# Fixing boots???



## MunkySpunk (Jan 7, 2009)

Have you tried calling Salomon customer service? 

It's a crazy idea, but so crazy it just might work.


----------



## slyder (Jan 18, 2010)

NO I didn't and I know I should but being Sat. probably closed. 
Gonna also call our local shops to see if they sell replacement parts.

My post was to see how others handled this. IE: calling manufacturer, replacing boot, cutting and tying manually etc...

Off Salomon's web site
7. How do I get parts for my Salomon product ?
Salomon has more than 100,000 parts in stock that can be ordered through an Authorized Salomon Dealer. Dealer locator: http://direct.where2getit.com/cwc/apps/w2gi.php?template=search&client=salomon​

-Slyder


----------



## MunkySpunk (Jan 7, 2009)

Got a Joanne's fabric or craft/hobby/fabric store around?

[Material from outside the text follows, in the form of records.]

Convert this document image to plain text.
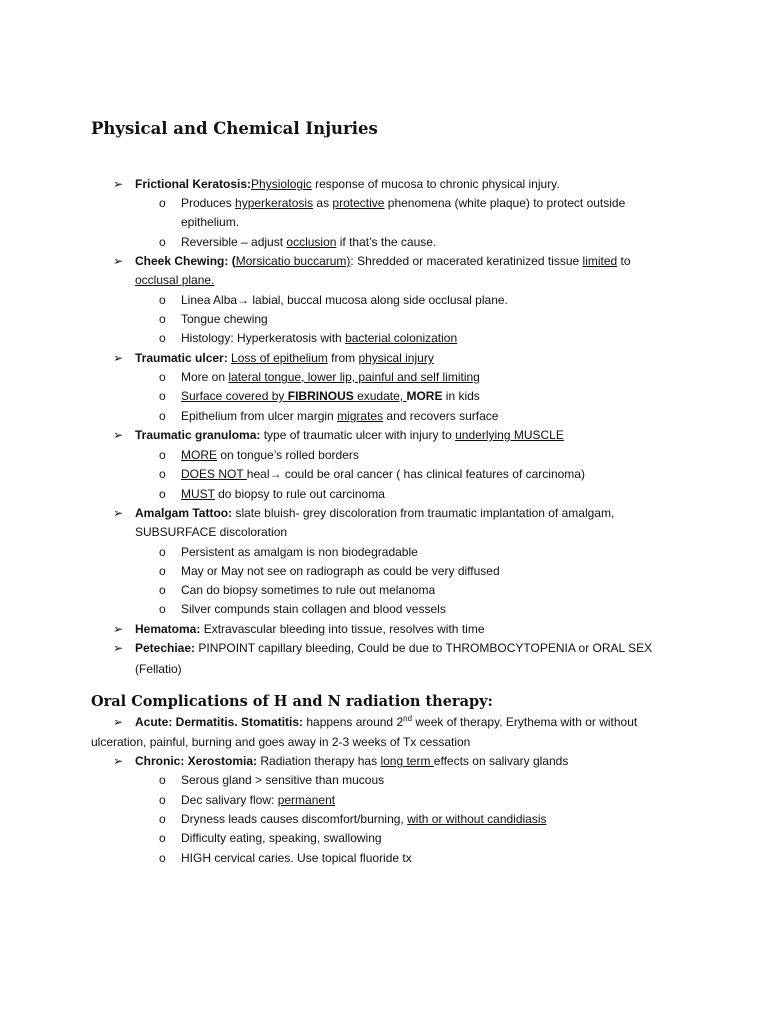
Physical and Chemical Injuries
➢ Frictional Keratosis:Physiologic response of mucosa to chronic physical injury.
o Produces hyperkeratosis as protective phenomena (white plaque) to protect outside
epithelium.
o Reversible – adjust occlusion if that’s the cause.
➢ Cheek Chewing: (Morsicatio buccarum): Shredded or macerated keratinized tissue limited to
occlusal plane.
o Linea Alba→ labial, buccal mucosa along side occlusal plane.
o Tongue chewing
o Histology: Hyperkeratosis with bacterial colonization
➢ Traumatic ulcer: Loss of epithelium from physical injury
o More on lateral tongue, lower lip, painful and self limiting
o Surface covered by FIBRINOUS exudate, MORE in kids
o Epithelium from ulcer margin migrates and recovers surface
➢ Traumatic granuloma: type of traumatic ulcer with injury to underlying MUSCLE
o MORE on tongue’s rolled borders
o DOES NOT heal→ could be oral cancer ( has clinical features of carcinoma)
o MUST do biopsy to rule out carcinoma
➢ Amalgam Tattoo: slate bluish- grey discoloration from traumatic implantation of amalgam,
SUBSURFACE discoloration
o Persistent as amalgam is non biodegradable
o May or May not see on radiograph as could be very diffused
o Can do biopsy sometimes to rule out melanoma
o Silver compunds stain collagen and blood vessels
➢ Hematoma: Extravascular bleeding into tissue, resolves with time
➢ Petechiae: PINPOINT capillary bleeding, Could be due to THROMBOCYTOPENIA or ORAL SEX
(Fellatio)
Oral Complications of H and N radiation therapy:
➢ Acute: Dermatitis. Stomatitis: happens around 2nd week of therapy. Erythema with or without
ulceration, painful, burning and goes away in 2-3 weeks of Tx cessation
➢ Chronic: Xerostomia: Radiation therapy has long term effects on salivary glands
o Serous gland > sensitive than mucous
o Dec salivary flow: permanent
o Dryness leads causes discomfort/burning, with or without candidiasis
o Difficulty eating, speaking, swallowing
o HIGH cervical caries. Use topical fluoride tx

Search in the 'Notions' section of the sewing area.


----------



## BurtonAvenger (Aug 14, 2007)

Don't waste your time calling Salomon they will just send you to an authorized Salomon dealer.


----------



## slyder (Jan 18, 2010)

I found a dealer REI. Called them talked with a guy, explained what part. He said he had to look them up, took my ph# called me back :thumbsup:, $10 each bought 2, plus the cords. Should be here Fri, going to the slopes Sat. Great customer service from REI on this, was painless and fast

-Slyder


----------



## slyder (Jan 18, 2010)

My cords and locks came in today. 

Sweet $8.50 for 2 new cords and 2 locks, and 10 minutes to install them. Very happy, and my buddy says my boy can keep the boots. They are to small for him :thumbsup:

-Slyder


----------